Still, momentum for reform is growing in preclinical science: preregistration, open data, preprints, transparent reporting, and funded confirmatory studies are slowly reshaping norms. The core lesson is uncomfortable: improving research quality is not mainly a technical problem but an incentive problem. If institutions reward rigor, transparency, and reproducibility, we can reduce waste, improve quality, and build a research enterprise worthy of public trust.
About:
In both preclinical and clinical studies, Ulrich Dirnagl’s research has uncovered pathobiological mechanisms that influence outcomes after stroke. Several of these mechanisms are therapeutically targetable, and clinical trials are underway. In addition, his meta-research has identified opportunities to improve research practices and has generated evidence for the effectiveness of interventions designed to increase the value of biomedical research. Until his retirement in 2025 from Charité – Universitätsmedizin Berlin, Ulrich Dirnagl was Professor of Clinical Neuroscience and served as the founding director of the Department of Experimental Neurology from 1999 to 2022. From 2017 to 2025, he also served as the founding director of the QUEST Center for Responsible Biomedical Research at the Berlin Institute of Health. QUEST seeks to overcome roadblocks in translational medicine by increasing the value and impact of biomedical research through enhanced quality, reproducibility, generalizability, and validity.

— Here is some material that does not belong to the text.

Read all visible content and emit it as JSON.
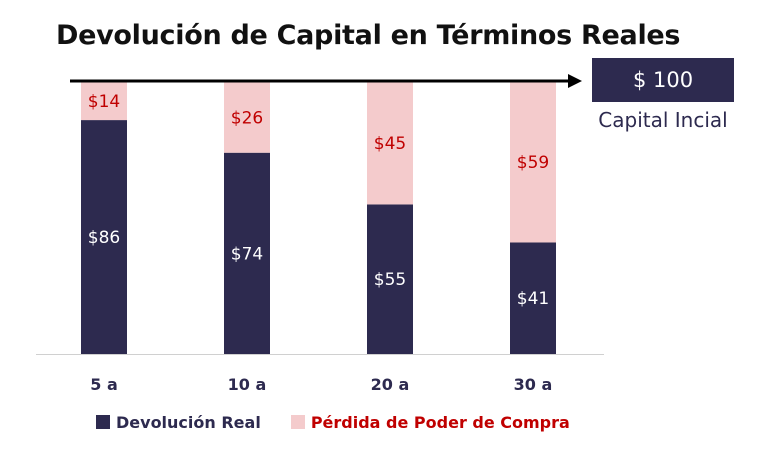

Public trust in science is fracturing along partisan lines—a gap that has widened dramatically over the past two decades. This polarization is not simply a misinformation problem to be solved by better fact-checking. Algorithmically curated platforms sort audiences by ideology, reinforce existing beliefs, and undermine shared deliberation. Drawing on recent research, this talk examines why traditional deficit-model approaches to science communication are failing in these new information ecologies, and outlines an evidence-based agenda for engaging diverse publics that acknowledges the role of values and meets audiences where they are.
About:
Dietram A. Scheufele is an Investigator and Vilas Distinguished Achievement Professor in the Morgridge Institute for Research and a Distinguished Research Fellow at the University of Pennsylvania's Annenberg Public Policy Center. His most recent work has focused on mis- and disinformation, open science, and the societal impacts of emerging technologies like AI and human brain organoids.
He is an elected member of the American Academy of Arts and Sciences and the German National Academy of Science and Engineering, and a fellow of the American Academy of Political & Social Science, the American Association for the Advancement of Science, and the International Communication Association.